FHFA: GSEs Sell $25 Billion in NPLs through 3Q
The Federal Housing Agency reported Fannie Mae and Freddie Mac sold nearly 131,000 non-performing loans with a total unpaid balance of $24.5 billion through June 30.
The agency’s Enterprise Non-Performing Loan Sales Report said the loans included in the NPL sales had an average delinquency of 2.9 years and an average current mark-to-market loan-to-value ratio of 91 percent (not including capitalized arrearages).
The figures represent totals from the programs inception in 2014 through June 30.
However, FHFA also reported loans that have been delinquent for more than a year in the GSEs’ portfolios totaled 331,148 in the first six months of 2021–the highest point since 2015. At the end of 2020, the total was 79,591; two years ago, it was 51,512. The sharp increase occurred amid federal and other mortgage forbearance programs.
Other report findings:
–The average delinquency for pools sold ranged from 1.4 years to 6.2 years.
–Fannie Mae has sold 86,216 loans with an aggregate UPB of $15.8 billion, an average delinquency of 3.0 years and an average LTV of 89 percent.
–Freddie Mac has sold 44,592 loans with an aggregate UPB of $8.7 billion, an average delinquency of 2.8 years and an average LTV of 95 percent.
–NPLs in New Jersey, New York and Florida represented nearly half (43 percent) of the NPLs sold.
–Borrower outcomes, based on 128,087 NPLs that were settled by December 31, 2020 and reported as of June 30, 2021, found compared to a benchmark of similarly delinquent Enterprise NPLs that were not sold, foreclosures avoided for sold NPLs were higher than the benchmark.

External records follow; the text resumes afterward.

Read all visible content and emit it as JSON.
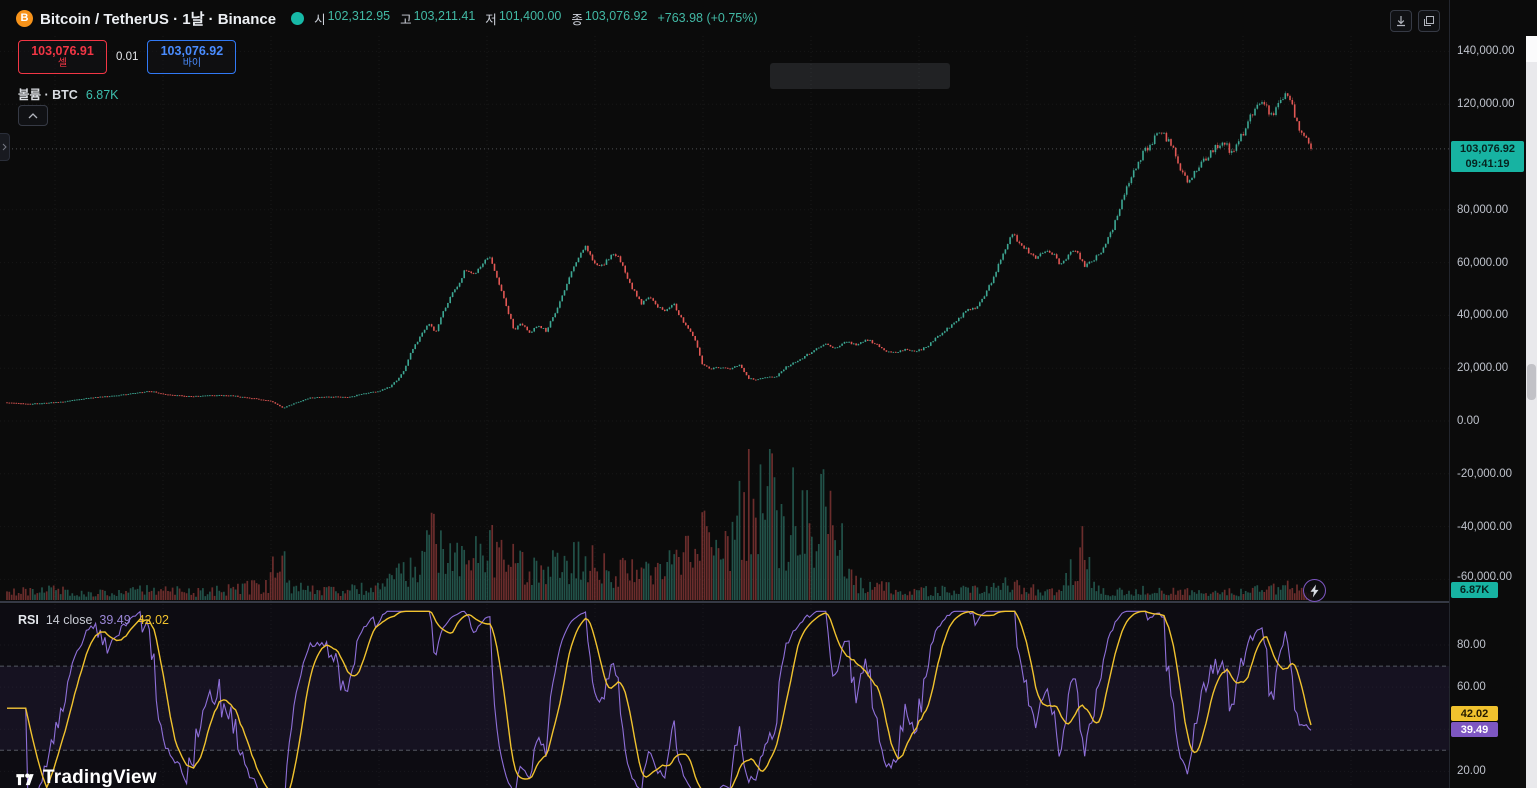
{
  "palette": {
    "bg": "#0b0b0b",
    "up": "#3da894",
    "down": "#e15754",
    "axis_text": "#bfc3cc",
    "teal": "#17b3a2",
    "red": "#f23645",
    "blue": "#3179f5",
    "purple": "#8e6fd8",
    "yellow": "#f0c22e"
  },
  "topbar": {
    "symbol_title": "Bitcoin / TetherUS · 1날 · Binance",
    "ohlc": [
      {
        "label": "시",
        "value": "102,312.95"
      },
      {
        "label": "고",
        "value": "103,211.41"
      },
      {
        "label": "저",
        "value": "101,400.00"
      },
      {
        "label": "종",
        "value": "103,076.92"
      }
    ],
    "change": "+763.98 (+0.75%)"
  },
  "trade_widget": {
    "sell_price": "103,076.91",
    "sell_label": "셀",
    "quantity": "0.01",
    "buy_price": "103,076.92",
    "buy_label": "바이"
  },
  "volume_legend": {
    "label": "볼륨 · BTC",
    "value": "6.87K"
  },
  "price_axis": {
    "ticks": [
      {
        "text": "140,000.00",
        "value": 140000
      },
      {
        "text": "120,000.00",
        "value": 120000
      },
      {
        "text": "80,000.00",
        "value": 80000
      },
      {
        "text": "60,000.00",
        "value": 60000
      },
      {
        "text": "40,000.00",
        "value": 40000
      },
      {
        "text": "20,000.00",
        "value": 20000
      },
      {
        "text": "0.00",
        "value": 0
      },
      {
        "text": "-20,000.00",
        "value": -20000
      },
      {
        "text": "-40,000.00",
        "value": -40000
      },
      {
        "text": "-60,000.00",
        "value": -60000
      }
    ],
    "current_price_badge": {
      "price": "103,076.92",
      "countdown": "09:41:19"
    },
    "volume_badge": "6.87K"
  },
  "rsi_pane": {
    "legend": {
      "title": "RSI",
      "params": "14 close",
      "line_value": "39.49",
      "ma_value": "42.02"
    },
    "axis_ticks": [
      {
        "text": "80.00",
        "value": 80
      },
      {
        "text": "60.00",
        "value": 60
      },
      {
        "text": "20.00",
        "value": 20
      }
    ],
    "badges": {
      "ma": "42.02",
      "line": "39.49"
    },
    "bands": {
      "upper": 70,
      "lower": 30
    }
  },
  "footer": {
    "logo_text": "TradingView"
  },
  "icons": {
    "topbar_right": [
      "download-icon",
      "restore-window-icon"
    ],
    "collapse": "chevron-up-icon",
    "lightning": "quick-trade-icon",
    "left_handle": "expand-panel-icon"
  },
  "chart_data": {
    "type": "candlestick+volume+rsi",
    "symbol": "Bitcoin / TetherUS",
    "interval": "1날 (1D)",
    "exchange": "Binance",
    "ohlc_readout": {
      "open": 102312.95,
      "high": 103211.41,
      "low": 101400.0,
      "close": 103076.92,
      "change": 763.98,
      "change_pct": 0.75
    },
    "volume_readout": "6.87K BTC",
    "rsi_readout": {
      "rsi": 39.49,
      "rsi_ma": 42.02,
      "length": 14,
      "source": "close",
      "upper_band": 70,
      "lower_band": 30
    },
    "price_axis_range": [
      -68500,
      143000
    ],
    "last_close": 103076.92,
    "price_anchors": [
      [
        0,
        7200
      ],
      [
        30,
        6500
      ],
      [
        60,
        7200
      ],
      [
        90,
        8800
      ],
      [
        120,
        9800
      ],
      [
        150,
        11300
      ],
      [
        165,
        10200
      ],
      [
        190,
        9300
      ],
      [
        215,
        9800
      ],
      [
        235,
        9500
      ],
      [
        255,
        8500
      ],
      [
        270,
        7600
      ],
      [
        283,
        4900
      ],
      [
        295,
        6800
      ],
      [
        310,
        8800
      ],
      [
        330,
        9200
      ],
      [
        350,
        9100
      ],
      [
        365,
        10500
      ],
      [
        380,
        11500
      ],
      [
        390,
        13000
      ],
      [
        398,
        15800
      ],
      [
        404,
        19000
      ],
      [
        412,
        27000
      ],
      [
        420,
        32000
      ],
      [
        428,
        37000
      ],
      [
        436,
        33500
      ],
      [
        444,
        42000
      ],
      [
        452,
        48000
      ],
      [
        458,
        52000
      ],
      [
        466,
        57500
      ],
      [
        474,
        55000
      ],
      [
        482,
        59500
      ],
      [
        490,
        61500
      ],
      [
        498,
        53000
      ],
      [
        506,
        44000
      ],
      [
        514,
        34500
      ],
      [
        522,
        37000
      ],
      [
        530,
        33000
      ],
      [
        538,
        36500
      ],
      [
        546,
        34000
      ],
      [
        554,
        40000
      ],
      [
        562,
        47500
      ],
      [
        570,
        56000
      ],
      [
        578,
        62500
      ],
      [
        586,
        66500
      ],
      [
        594,
        60000
      ],
      [
        602,
        58500
      ],
      [
        610,
        62000
      ],
      [
        618,
        63500
      ],
      [
        626,
        55000
      ],
      [
        634,
        49000
      ],
      [
        642,
        44500
      ],
      [
        650,
        47500
      ],
      [
        658,
        43500
      ],
      [
        666,
        41500
      ],
      [
        674,
        44000
      ],
      [
        682,
        38500
      ],
      [
        690,
        34500
      ],
      [
        697,
        28500
      ],
      [
        702,
        21500
      ],
      [
        710,
        19800
      ],
      [
        720,
        20300
      ],
      [
        730,
        19500
      ],
      [
        740,
        21500
      ],
      [
        748,
        16200
      ],
      [
        756,
        15800
      ],
      [
        766,
        16500
      ],
      [
        776,
        16800
      ],
      [
        786,
        20500
      ],
      [
        796,
        22500
      ],
      [
        806,
        24800
      ],
      [
        816,
        27500
      ],
      [
        826,
        29000
      ],
      [
        836,
        27500
      ],
      [
        846,
        30200
      ],
      [
        856,
        29000
      ],
      [
        866,
        30800
      ],
      [
        876,
        29300
      ],
      [
        886,
        26300
      ],
      [
        896,
        26000
      ],
      [
        906,
        27300
      ],
      [
        916,
        26500
      ],
      [
        926,
        27800
      ],
      [
        936,
        31500
      ],
      [
        946,
        34500
      ],
      [
        956,
        37500
      ],
      [
        966,
        41500
      ],
      [
        976,
        43000
      ],
      [
        986,
        48000
      ],
      [
        996,
        57000
      ],
      [
        1004,
        64000
      ],
      [
        1012,
        70500
      ],
      [
        1020,
        67500
      ],
      [
        1028,
        64500
      ],
      [
        1036,
        62000
      ],
      [
        1044,
        64500
      ],
      [
        1052,
        63500
      ],
      [
        1060,
        59500
      ],
      [
        1068,
        62500
      ],
      [
        1076,
        65500
      ],
      [
        1084,
        58500
      ],
      [
        1092,
        61000
      ],
      [
        1100,
        63000
      ],
      [
        1106,
        67000
      ],
      [
        1112,
        72500
      ],
      [
        1118,
        78500
      ],
      [
        1124,
        85000
      ],
      [
        1130,
        91500
      ],
      [
        1136,
        96000
      ],
      [
        1142,
        100500
      ],
      [
        1148,
        104000
      ],
      [
        1154,
        106500
      ],
      [
        1160,
        109500
      ],
      [
        1166,
        107500
      ],
      [
        1172,
        103500
      ],
      [
        1178,
        97500
      ],
      [
        1184,
        92500
      ],
      [
        1190,
        91000
      ],
      [
        1196,
        94500
      ],
      [
        1202,
        97500
      ],
      [
        1208,
        100500
      ],
      [
        1214,
        103000
      ],
      [
        1220,
        105500
      ],
      [
        1226,
        104500
      ],
      [
        1232,
        101500
      ],
      [
        1238,
        105500
      ],
      [
        1244,
        110000
      ],
      [
        1250,
        114500
      ],
      [
        1256,
        118500
      ],
      [
        1262,
        121500
      ],
      [
        1268,
        118000
      ],
      [
        1274,
        115500
      ],
      [
        1280,
        120500
      ],
      [
        1286,
        124000
      ],
      [
        1292,
        119000
      ],
      [
        1297,
        113500
      ],
      [
        1302,
        109000
      ],
      [
        1306,
        106000
      ],
      [
        1311,
        103077
      ]
    ],
    "volume_anchors": [
      [
        0,
        0.05
      ],
      [
        40,
        0.1
      ],
      [
        80,
        0.05
      ],
      [
        150,
        0.08
      ],
      [
        200,
        0.06
      ],
      [
        270,
        0.12
      ],
      [
        281,
        0.52
      ],
      [
        290,
        0.1
      ],
      [
        330,
        0.07
      ],
      [
        380,
        0.1
      ],
      [
        405,
        0.22
      ],
      [
        420,
        0.32
      ],
      [
        432,
        0.5
      ],
      [
        445,
        0.28
      ],
      [
        470,
        0.3
      ],
      [
        487,
        0.38
      ],
      [
        500,
        0.45
      ],
      [
        515,
        0.3
      ],
      [
        540,
        0.22
      ],
      [
        560,
        0.28
      ],
      [
        585,
        0.3
      ],
      [
        610,
        0.22
      ],
      [
        640,
        0.2
      ],
      [
        660,
        0.25
      ],
      [
        680,
        0.28
      ],
      [
        700,
        0.48
      ],
      [
        715,
        0.4
      ],
      [
        730,
        0.55
      ],
      [
        742,
        0.65
      ],
      [
        750,
        0.8
      ],
      [
        760,
        0.7
      ],
      [
        768,
        1.0
      ],
      [
        775,
        0.6
      ],
      [
        785,
        0.55
      ],
      [
        795,
        0.7
      ],
      [
        805,
        0.6
      ],
      [
        815,
        0.55
      ],
      [
        825,
        0.75
      ],
      [
        832,
        0.95
      ],
      [
        840,
        0.45
      ],
      [
        850,
        0.18
      ],
      [
        860,
        0.12
      ],
      [
        880,
        0.1
      ],
      [
        900,
        0.08
      ],
      [
        930,
        0.07
      ],
      [
        960,
        0.08
      ],
      [
        990,
        0.1
      ],
      [
        1010,
        0.12
      ],
      [
        1040,
        0.08
      ],
      [
        1060,
        0.07
      ],
      [
        1087,
        0.45
      ],
      [
        1095,
        0.08
      ],
      [
        1120,
        0.07
      ],
      [
        1150,
        0.08
      ],
      [
        1180,
        0.06
      ],
      [
        1210,
        0.06
      ],
      [
        1240,
        0.07
      ],
      [
        1270,
        0.08
      ],
      [
        1290,
        0.1
      ],
      [
        1311,
        0.07
      ]
    ]
  }
}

–NPLs on homes occupied by borrowers had the highest rate of foreclosure avoidance outcomes (41.2 percent foreclosure avoided versus 17.1 percent for vacant properties).
–NPLs on vacant homes had a much higher rate of foreclosure, more than double the foreclosure rate of borrower-occupied properties (77.4 percent foreclosure versus 33 percent for borrower occupied properties). Foreclosures on vacant homes typically improve neighborhood stability and reduce blight as the homes are sold or rented to new occupants.
–The average UPB of NPLs sold was $187,588.
FHFA said sale of NPLs reduces the number of delinquent loans in the Enterprises’ portfolios and transfers credit risk to the private sector. FHFA and the Enterprises impose requirements on NPL buyers designed to achieve more favorable outcomes for borrowers than foreclosure.